Judy Seigel wrote:
>
>A comment about fluorescent bulbs in particular tho probably all
>bulbs -- they are extra bright when new; in the first few hours
>they drop a lot, then the drop is more gradual over about 9000 hours
>-- or so it said in the Westinghouse (or Phillips, or whichever)
>book. If those BLB bulbs that took so much longer were very old,
>compared to very new BL, that could explain. However, my tests with
>bulbs of *roughly* same age, showed the BL about 25% faster than the
>BLB.
>
Judy makes a very good point about fluorescent tubes being extra
bright when new. I think that many wrong conclusions about printing
speed have been reached by alternative photographers who switch out
old tubes of one type for another type, say BLB to BL, or BL to SA.
If they observe a significant difference in speed, which is likely
with new tubes, the assumption is that the *reason* for the speed
increase was the type of tube. Been there, done that.
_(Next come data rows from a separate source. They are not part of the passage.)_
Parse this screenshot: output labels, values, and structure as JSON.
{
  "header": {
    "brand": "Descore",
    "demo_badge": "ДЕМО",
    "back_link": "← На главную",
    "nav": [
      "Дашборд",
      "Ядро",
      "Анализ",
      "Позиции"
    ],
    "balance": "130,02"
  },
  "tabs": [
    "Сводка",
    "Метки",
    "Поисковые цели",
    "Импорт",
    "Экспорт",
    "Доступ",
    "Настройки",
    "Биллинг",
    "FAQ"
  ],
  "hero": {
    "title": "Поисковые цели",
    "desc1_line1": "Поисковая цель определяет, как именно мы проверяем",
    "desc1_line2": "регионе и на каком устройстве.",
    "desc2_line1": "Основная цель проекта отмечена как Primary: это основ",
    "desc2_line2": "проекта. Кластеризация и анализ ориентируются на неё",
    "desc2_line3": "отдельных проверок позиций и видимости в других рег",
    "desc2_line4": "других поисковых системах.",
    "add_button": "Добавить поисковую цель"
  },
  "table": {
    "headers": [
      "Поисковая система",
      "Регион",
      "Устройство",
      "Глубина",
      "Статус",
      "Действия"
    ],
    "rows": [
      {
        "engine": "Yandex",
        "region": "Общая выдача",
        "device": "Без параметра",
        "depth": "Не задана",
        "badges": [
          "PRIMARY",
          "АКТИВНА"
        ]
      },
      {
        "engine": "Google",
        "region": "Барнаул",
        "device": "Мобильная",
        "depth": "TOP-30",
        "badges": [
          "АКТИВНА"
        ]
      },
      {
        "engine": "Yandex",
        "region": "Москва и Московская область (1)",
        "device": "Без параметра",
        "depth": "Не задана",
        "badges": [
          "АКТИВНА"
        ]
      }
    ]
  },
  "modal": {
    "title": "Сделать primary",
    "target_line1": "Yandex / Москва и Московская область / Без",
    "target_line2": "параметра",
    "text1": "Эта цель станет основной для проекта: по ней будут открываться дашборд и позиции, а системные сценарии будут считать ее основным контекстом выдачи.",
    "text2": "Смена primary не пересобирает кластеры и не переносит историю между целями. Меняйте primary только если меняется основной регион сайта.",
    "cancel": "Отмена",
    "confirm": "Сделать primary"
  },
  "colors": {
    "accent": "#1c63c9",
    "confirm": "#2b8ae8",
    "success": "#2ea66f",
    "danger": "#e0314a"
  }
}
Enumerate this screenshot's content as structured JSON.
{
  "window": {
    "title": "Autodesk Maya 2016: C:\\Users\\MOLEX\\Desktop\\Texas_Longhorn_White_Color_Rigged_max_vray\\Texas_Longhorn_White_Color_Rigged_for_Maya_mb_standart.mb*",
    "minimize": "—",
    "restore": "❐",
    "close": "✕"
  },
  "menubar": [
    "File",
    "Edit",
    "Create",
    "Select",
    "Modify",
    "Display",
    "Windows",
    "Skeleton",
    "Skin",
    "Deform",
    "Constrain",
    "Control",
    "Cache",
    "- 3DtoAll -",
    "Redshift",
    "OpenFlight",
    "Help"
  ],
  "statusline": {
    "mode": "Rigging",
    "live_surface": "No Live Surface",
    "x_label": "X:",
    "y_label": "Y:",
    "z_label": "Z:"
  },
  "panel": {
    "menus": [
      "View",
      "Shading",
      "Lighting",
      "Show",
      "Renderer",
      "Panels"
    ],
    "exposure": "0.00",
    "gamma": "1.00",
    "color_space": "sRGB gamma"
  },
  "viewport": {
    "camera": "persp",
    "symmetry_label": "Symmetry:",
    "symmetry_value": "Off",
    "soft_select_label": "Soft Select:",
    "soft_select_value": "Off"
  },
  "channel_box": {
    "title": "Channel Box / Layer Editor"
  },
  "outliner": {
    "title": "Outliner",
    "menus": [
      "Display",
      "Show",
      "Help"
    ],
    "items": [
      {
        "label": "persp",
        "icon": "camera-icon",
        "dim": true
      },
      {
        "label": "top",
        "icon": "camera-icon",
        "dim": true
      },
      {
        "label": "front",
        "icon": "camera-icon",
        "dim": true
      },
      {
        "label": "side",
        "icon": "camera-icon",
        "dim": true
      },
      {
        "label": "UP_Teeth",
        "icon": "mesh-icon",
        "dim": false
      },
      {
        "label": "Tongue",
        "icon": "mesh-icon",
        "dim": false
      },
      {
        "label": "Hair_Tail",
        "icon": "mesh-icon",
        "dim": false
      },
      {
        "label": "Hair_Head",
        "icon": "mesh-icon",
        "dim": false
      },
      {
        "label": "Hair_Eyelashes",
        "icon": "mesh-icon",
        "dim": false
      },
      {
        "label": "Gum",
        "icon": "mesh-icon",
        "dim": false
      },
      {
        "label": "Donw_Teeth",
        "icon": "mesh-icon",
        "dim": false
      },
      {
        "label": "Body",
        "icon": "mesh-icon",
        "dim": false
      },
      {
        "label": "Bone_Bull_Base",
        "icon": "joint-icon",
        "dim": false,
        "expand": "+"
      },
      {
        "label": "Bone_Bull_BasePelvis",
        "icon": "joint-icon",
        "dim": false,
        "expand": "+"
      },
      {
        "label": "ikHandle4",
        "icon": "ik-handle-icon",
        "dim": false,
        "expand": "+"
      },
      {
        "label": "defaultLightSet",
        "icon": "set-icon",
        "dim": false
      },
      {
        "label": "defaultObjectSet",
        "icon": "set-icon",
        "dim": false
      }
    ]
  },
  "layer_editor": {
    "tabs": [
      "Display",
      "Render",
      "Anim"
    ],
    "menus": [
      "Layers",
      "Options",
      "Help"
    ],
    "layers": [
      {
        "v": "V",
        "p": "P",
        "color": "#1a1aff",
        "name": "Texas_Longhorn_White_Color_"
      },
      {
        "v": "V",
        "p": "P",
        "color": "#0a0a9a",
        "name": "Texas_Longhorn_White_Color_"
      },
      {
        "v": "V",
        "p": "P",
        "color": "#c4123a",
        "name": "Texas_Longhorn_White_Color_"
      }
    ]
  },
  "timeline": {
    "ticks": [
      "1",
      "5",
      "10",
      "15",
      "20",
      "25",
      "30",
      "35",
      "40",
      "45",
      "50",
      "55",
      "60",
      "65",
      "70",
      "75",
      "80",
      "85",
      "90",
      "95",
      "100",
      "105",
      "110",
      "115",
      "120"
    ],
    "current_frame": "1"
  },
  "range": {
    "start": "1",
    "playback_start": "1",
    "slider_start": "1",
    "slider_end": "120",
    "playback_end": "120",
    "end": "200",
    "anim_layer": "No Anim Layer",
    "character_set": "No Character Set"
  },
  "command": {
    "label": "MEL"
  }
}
As I say, I made this mistake myself. When I first started testing
different types of UV light sources, especially tubes such as BL,
BLB, SA, AQUA, etc. I assumed that it was best to start with new
tubes. However, the results were so different from what one might
logically have expected that I concluded that a more accurate
representation of printing speed would result from *aging* the tubes
some 100-200 hours.
I learned a lot from the experiments, not least of which was the fact
that I did not really know as much as I thought I knew about testing
procedures. I also learned that I am in good company, since many
other so-called experts have made the same mistake. Not so
devastating I guess since no one usually calls them on it.